Evlilik kurumundan size birer tane ikram geldi. İki ceket çabucak incelemeye başladınız. Gıcır gıcır, mis üzere iki tane ceket. Biraz şaşkınlıktan sonra üzerinize denemeye karar verdiniz. Bir de baktınız ki üzerinize biraz büyük geldiler. Çiftlerden birinin aklına çabucak dahice bir fikir geldi. “Sanırım yanlış denedik. Gel sen benimkini dene ben de seninkini deneyeyim. Yok bu da olmadı. Eee napalım terziye mi götürsek ? Aslında biraz beklesek mi? Tahminen biraz büyürüz. Bu ceket seneye senin üstüne oturur üzere. Markası neymiş sanki?” Derken bir baktınız ki bayan için olanında “karı” markası erkek için olanında ise “koca” markası var. İşte artık fark ettiniz bunlar sizin yeni rolleriniz. Sevgiliyken de vardı ceketleriniz. İkisinin de markası birebirdi “sevgili”. Artık yeni ceketleriniz var.

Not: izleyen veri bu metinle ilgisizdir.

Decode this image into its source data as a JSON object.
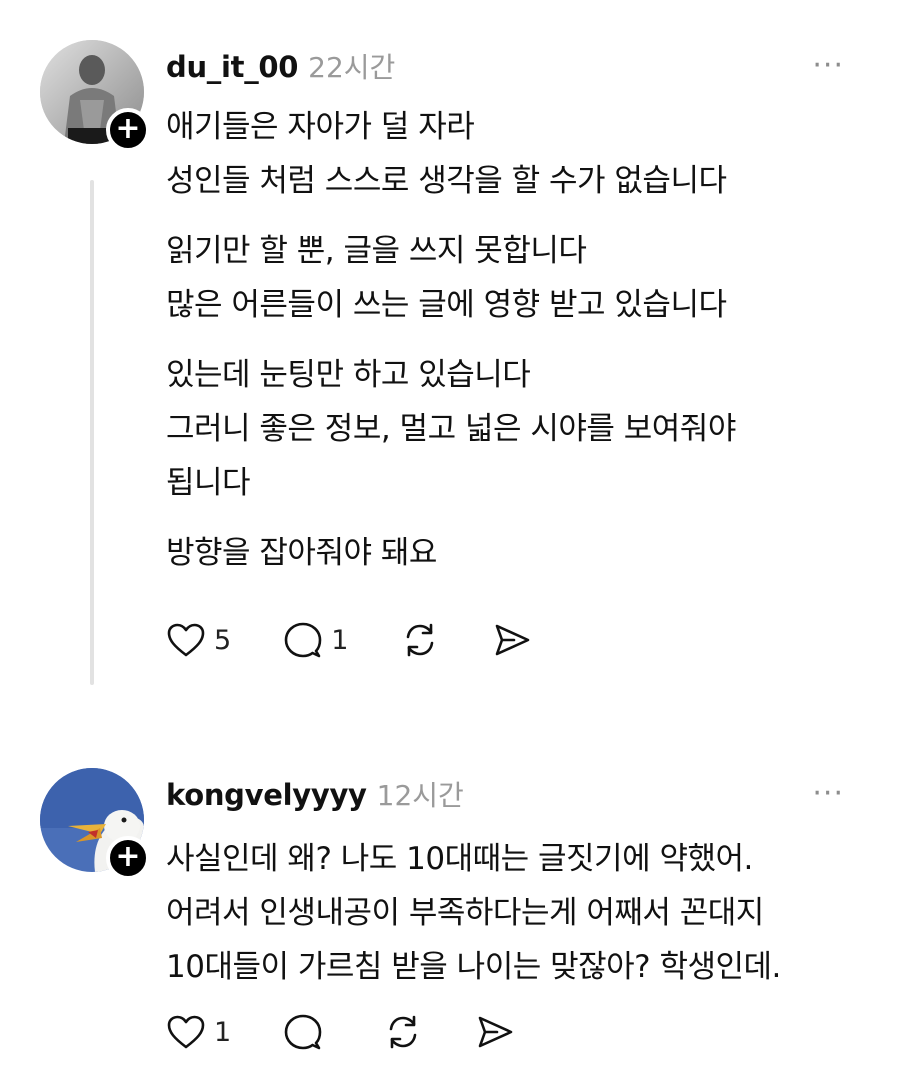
{
  "posts": [
    {
      "username": "du_it_00",
      "time": "22시간",
      "more_label": "···",
      "avatar_icon": "profile-photo-shirtless-man",
      "paragraphs": [
        [
          "애기들은 자아가 덜 자라",
          "성인들 처럼 스스로 생각을 할 수가 없습니다"
        ],
        [
          "읽기만 할 뿐, 글을 쓰지 못합니다",
          "많은 어른들이 쓰는 글에 영향 받고 있습니다"
        ],
        [
          "있는데 눈팅만 하고 있습니다",
          "그러니 좋은 정보, 멀고 넓은 시야를 보여줘야",
          "됩니다"
        ],
        [
          "방향을 잡아줘야 돼요"
        ]
      ],
      "likes": "5",
      "replies": "1"
    },
    {
      "username": "kongvelyyyy",
      "time": "12시간",
      "more_label": "···",
      "avatar_icon": "profile-photo-seagull",
      "paragraphs": [
        [
          "사실인데 왜? 나도 10대때는 글짓기에 약했어.",
          "어려서 인생내공이 부족하다는게 어째서 꼰대지",
          "10대들이 가르침 받을 나이는 맞잖아? 학생인데."
        ]
      ],
      "likes": "1",
      "replies": ""
    }
  ],
  "colors": {
    "text": "#111111",
    "muted": "#9a9a9a",
    "thread_line": "#e2e2e2"
  }
}
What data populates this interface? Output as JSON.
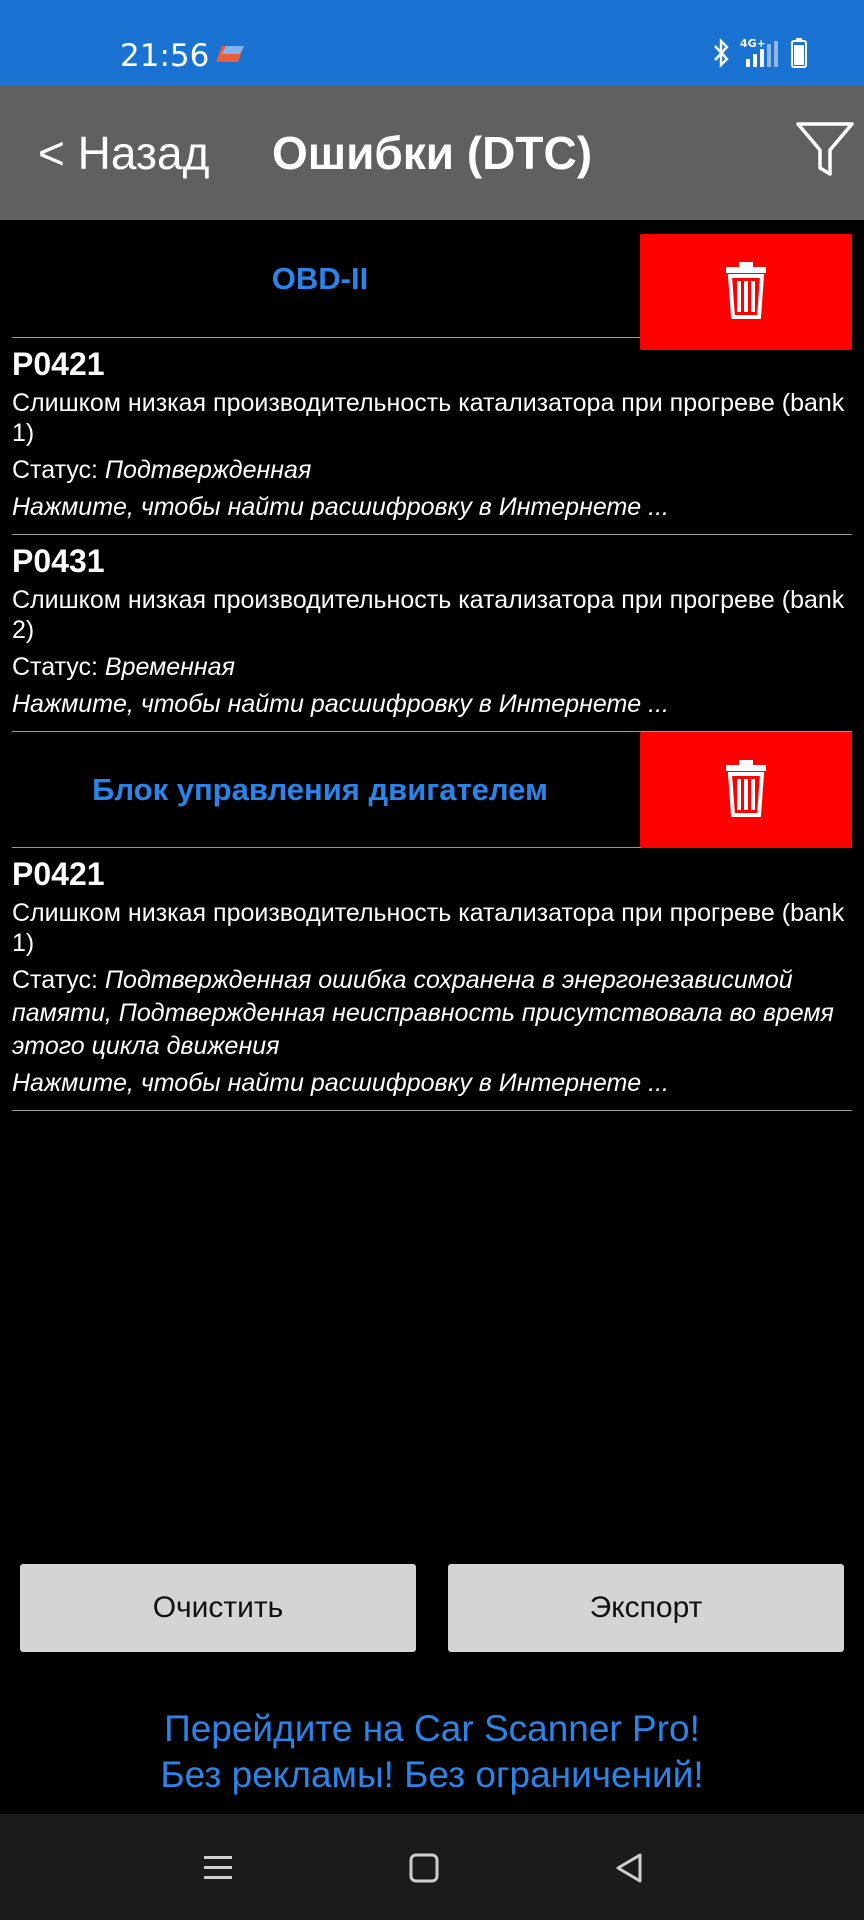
{
  "status_bar": {
    "time": "21:56",
    "network": "4G+",
    "icons": [
      "app-notification-icon",
      "bluetooth-icon",
      "signal-icon",
      "battery-icon"
    ]
  },
  "nav": {
    "back_label": "< Назад",
    "title": "Ошибки (DTC)",
    "filter_icon": "filter-icon"
  },
  "sections": [
    {
      "title": "OBD-II",
      "delete_icon": "trash-icon",
      "items": [
        {
          "code": "P0421",
          "description": "Слишком низкая производительность катализатора при прогреве (bank 1)",
          "status_label": "Статус: ",
          "status_value": "Подтвержденная",
          "link": "Нажмите, чтобы найти расшифровку в Интернете ..."
        },
        {
          "code": "P0431",
          "description": "Слишком низкая производительность катализатора при прогреве (bank 2)",
          "status_label": "Статус: ",
          "status_value": "Временная",
          "link": "Нажмите, чтобы найти расшифровку в Интернете ..."
        }
      ]
    },
    {
      "title": "Блок управления двигателем",
      "delete_icon": "trash-icon",
      "items": [
        {
          "code": "P0421",
          "description": "Слишком низкая производительность катализатора при прогреве (bank 1)",
          "status_label": "Статус: ",
          "status_value": "Подтвержденная ошибка сохранена в энергонезависимой памяти, Подтвержденная неисправность присутствовала во время этого цикла движения",
          "link": "Нажмите, чтобы найти расшифровку в Интернете ..."
        }
      ]
    }
  ],
  "buttons": {
    "clear": "Очистить",
    "export": "Экспорт"
  },
  "promo": {
    "line1": "Перейдите на Car Scanner Pro!",
    "line2": "Без рекламы! Без ограничений!"
  },
  "colors": {
    "status_bar": "#1a73d2",
    "nav_bar": "#606060",
    "accent_blue": "#2b85e8",
    "delete_red": "#ff0000",
    "button_gray": "#d4d4d4"
  }
}
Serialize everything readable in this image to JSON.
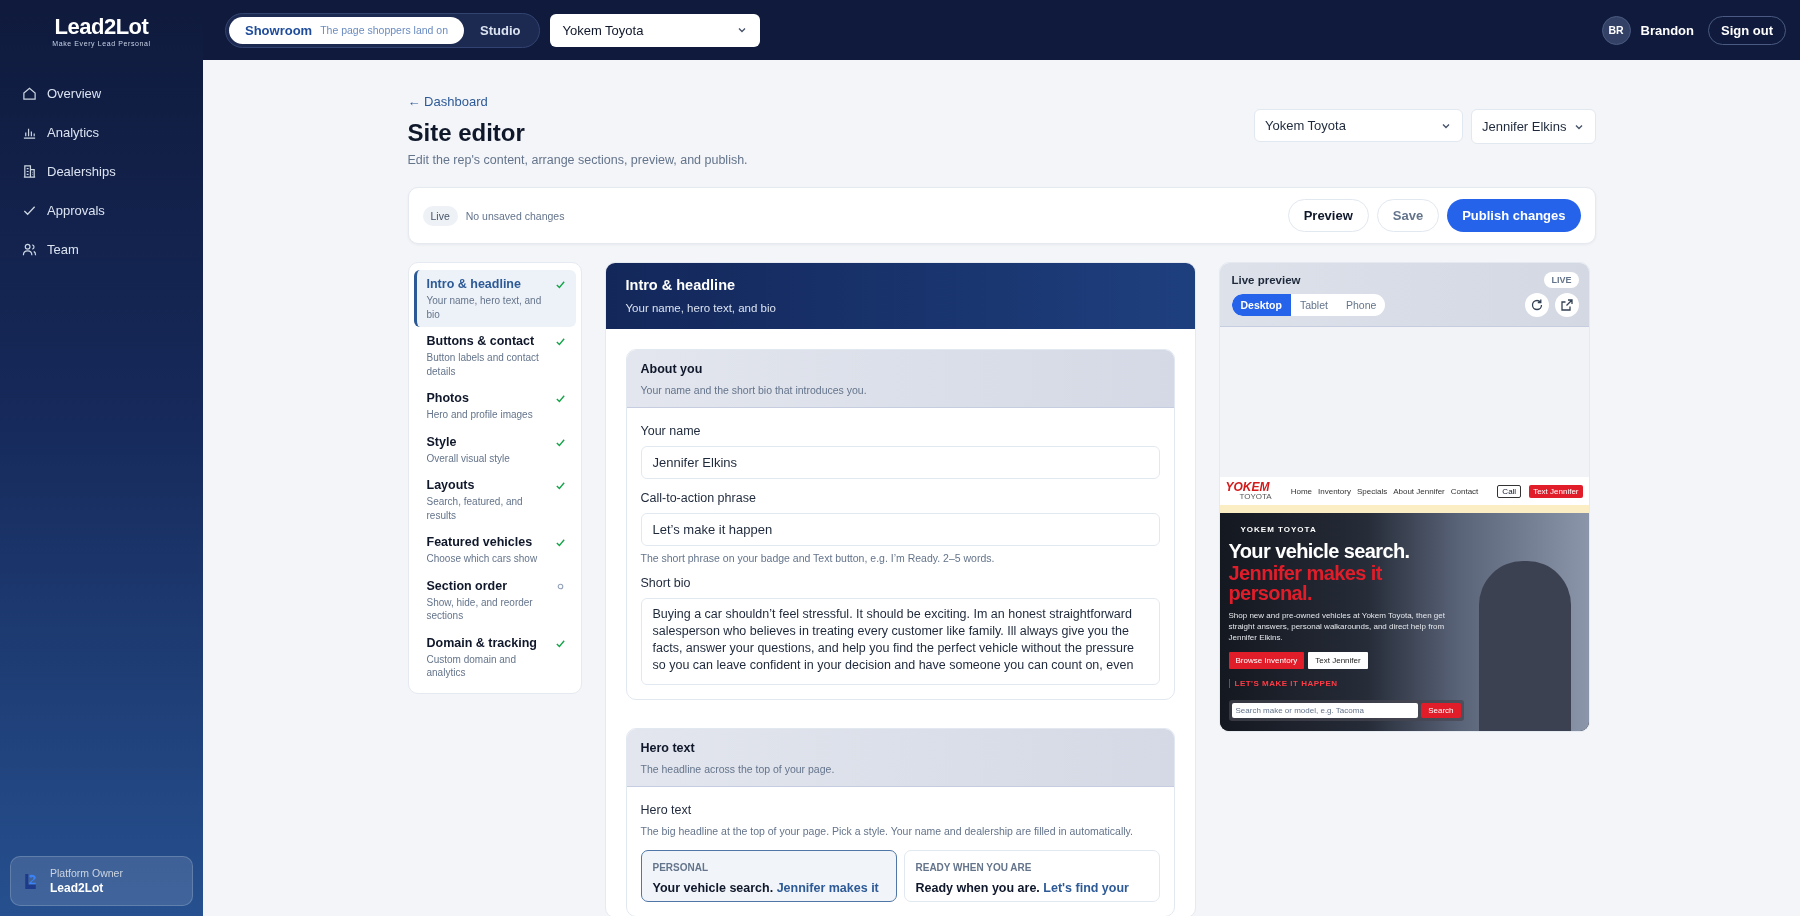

Bu ceketlerin üzerinize büyük gelmesinin nedeni büyüyecek olmanız değil,“sevgili” ceketlerinizi tozlu dolaplarınıza kaldırıp unutmak yerine içlerine dikebilesiniz diye yer bırakılmış olmasıdır. Ne kadar da fikirli kurummuş. Bağlantınızda birkaç tane ceket giyiyor olacaksınız. Her evre bir ceketi temsil ediyor olacak. Sevgili, karı-koca, anne-baba, dede-anneanne ceketleri olacak. Her üst evreye geçtiğinizde eskilerini dolaba kaldırırsanız bağlantınızın temel dinamiğini terk etmiş olursunuz. Bu da sizi birbirinizden uzaklaşmaya itebilir. İlişkinizdeki tutkuyu, aşkı, romantizmi canlı tutabilmek için her vakit alakanızın sevgililik vaktinden yararlanmanız gerekir.
- Peki nedir bu karı-koca rolleri? Sorumlulukları nelerdir ? Ne iş yaparlar ?
İşte bunların yanıtı sizin geçmişten getirdiğiniz bilgilerle açıklanabilir. Artık bu yazıyı okurken evliliğiniz içerisinde kendinizi gözlemlemeye çalışın. Aynı anneniz ya da babanız üzere misiniz evlilik içerisinde? Neden sanki? Çünkü bu rolleri onlardan öğrendiniz ve kendi alaka dinamiğinize ve kendi karakterinize nazaran şekillendirdiniz. Bir evvelki paragraflarda bahsettiğimiz üzere meskenin rutin işleri konusunda eşit dağılım yapıp konutun sorumluluğunun balansını yeterli ayarlarsanız esasen geçmişten getirdiğiniz bilgileri kullanarak “karı-koca” rollerini çok rahat yerine getirebilirsiniz. Yalnızca sonlarınızı belirleyin ve münasebetinizi yaşamak için üçüncü bir alan yaratın. Yani bağınızda eşit hissede “BEN-SEN-BİZ” olsun. Gerisi resen gelişir zati. “Ben” ve “Sen” kısımlarını beslerken, doyururken yalnız kalalım. “Biz” kısmını beslerken ise kesinlikle birlikte olalım, kafidir. Birde başta yaptığınız üzere deneme emelli ya da kendinizinki eskimiş, diğerinizin ceketi elinizin altında bile olsa asla ve asla birbirinizin ceketlerini giymeyin. Yeni ceketleriniz güzel olsun. İçlerine sevgili ceketlerini yamalatmayı unutmayın.“BİZ” kısmını beslerken ona çokça muhtaçlık duyacaksınız.